Group: Vt. Conviction Boosts Gay Parents’ Rights
MONTPELIER, Vt. (AP) - The conviction of a Virginia pastor on charges he helped a woman flee the country rather than share custody of her child with her former lesbian partner did little to answer just where the girl and her mother are.
But one legal expert said Tuesday’s conviction did succeed in reinforcing the legal rights of same-sex parents.
Gregory Nevins, an attorney with Lambda Legal, a national group that promotes the civil rights of lesbians, gay men, bisexuals and transgender people, said an acquittal might have sent the message that if "all of a sudden you want to cut off your partner and the other parent completely, go to Virginia, go to Alabama, go to some place that the courts will be hospitable to a claim like that."
Kenneth Miller was convicted of orchestrating the flight of Lisa Miller and her daughter, working with others to find them a new home in Central America. At the time of her 2009 disappearance, Lisa Miller was bound by a Vermont family court order that she give her former partner, Janet Jenkins, visitation with their daughter, Isabella Miller-Jenkins.
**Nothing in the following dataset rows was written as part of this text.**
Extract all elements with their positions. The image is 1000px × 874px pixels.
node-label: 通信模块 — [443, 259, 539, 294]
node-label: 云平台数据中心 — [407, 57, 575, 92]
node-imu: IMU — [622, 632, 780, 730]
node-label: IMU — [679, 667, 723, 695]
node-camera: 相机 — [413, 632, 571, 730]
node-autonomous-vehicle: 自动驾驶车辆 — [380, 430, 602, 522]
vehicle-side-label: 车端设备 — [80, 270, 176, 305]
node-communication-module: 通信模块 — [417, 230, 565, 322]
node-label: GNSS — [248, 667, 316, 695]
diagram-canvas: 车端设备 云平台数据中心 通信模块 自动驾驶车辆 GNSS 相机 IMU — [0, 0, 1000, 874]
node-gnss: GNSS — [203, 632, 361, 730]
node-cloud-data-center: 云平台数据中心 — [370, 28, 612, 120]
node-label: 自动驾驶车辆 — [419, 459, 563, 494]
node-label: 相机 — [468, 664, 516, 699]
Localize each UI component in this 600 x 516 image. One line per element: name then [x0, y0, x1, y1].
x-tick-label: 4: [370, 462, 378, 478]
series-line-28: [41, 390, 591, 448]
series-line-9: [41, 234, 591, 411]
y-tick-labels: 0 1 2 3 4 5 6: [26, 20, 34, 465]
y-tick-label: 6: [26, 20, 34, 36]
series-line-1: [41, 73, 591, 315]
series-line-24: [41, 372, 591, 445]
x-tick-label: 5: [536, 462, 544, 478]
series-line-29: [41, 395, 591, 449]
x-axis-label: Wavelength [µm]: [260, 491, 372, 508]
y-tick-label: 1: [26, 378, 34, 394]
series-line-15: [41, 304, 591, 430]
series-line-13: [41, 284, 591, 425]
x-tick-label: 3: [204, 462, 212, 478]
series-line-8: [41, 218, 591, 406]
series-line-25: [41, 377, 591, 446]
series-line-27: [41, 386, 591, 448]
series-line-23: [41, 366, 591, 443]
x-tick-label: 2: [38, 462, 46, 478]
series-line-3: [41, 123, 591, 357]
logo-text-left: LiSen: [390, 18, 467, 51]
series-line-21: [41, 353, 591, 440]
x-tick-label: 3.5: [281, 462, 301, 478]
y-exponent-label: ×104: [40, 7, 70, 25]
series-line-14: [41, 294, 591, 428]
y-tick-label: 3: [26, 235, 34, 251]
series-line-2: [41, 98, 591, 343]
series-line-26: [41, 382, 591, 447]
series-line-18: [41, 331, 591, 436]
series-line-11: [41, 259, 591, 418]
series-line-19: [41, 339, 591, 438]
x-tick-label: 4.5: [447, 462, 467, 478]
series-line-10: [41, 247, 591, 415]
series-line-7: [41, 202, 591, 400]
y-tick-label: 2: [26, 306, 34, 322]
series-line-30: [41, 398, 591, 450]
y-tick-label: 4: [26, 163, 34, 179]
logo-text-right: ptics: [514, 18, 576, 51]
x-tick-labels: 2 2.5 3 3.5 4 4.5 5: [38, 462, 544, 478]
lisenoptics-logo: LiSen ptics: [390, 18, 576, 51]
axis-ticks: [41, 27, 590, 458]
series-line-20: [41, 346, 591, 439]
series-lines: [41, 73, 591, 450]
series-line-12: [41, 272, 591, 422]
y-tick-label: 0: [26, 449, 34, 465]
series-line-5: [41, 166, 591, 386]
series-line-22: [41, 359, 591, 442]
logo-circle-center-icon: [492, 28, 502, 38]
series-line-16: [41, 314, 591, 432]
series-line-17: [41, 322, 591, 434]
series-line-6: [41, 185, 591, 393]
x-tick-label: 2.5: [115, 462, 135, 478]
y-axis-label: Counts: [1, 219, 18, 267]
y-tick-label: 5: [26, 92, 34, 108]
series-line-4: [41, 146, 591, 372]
Lisa Miller, who isn’t related to Kenneth Miller, and the now-10-year-old girl were last known to be in Nicaragua.
As the guilty verdict was being read against Kenneth Miller, of Stuarts Draft, Va., in U.S. District Court in Burlington, Jenkins’ attorney filed a civil lawsuit against both Millers and a number of other groups and individuals alleged to have been involved in her flight. The suit alleges the Millers and the groups worked together to keep Isabella beyond the reach of Jenkins and asks for unspecified monetary damages.
"Janet’s only objective is to get Isabella home safely," said Sarah Star, a lawyer for Jenkins. "Anything we’re doing is for the purpose of putting pressure on people who know where she is and can help with her return."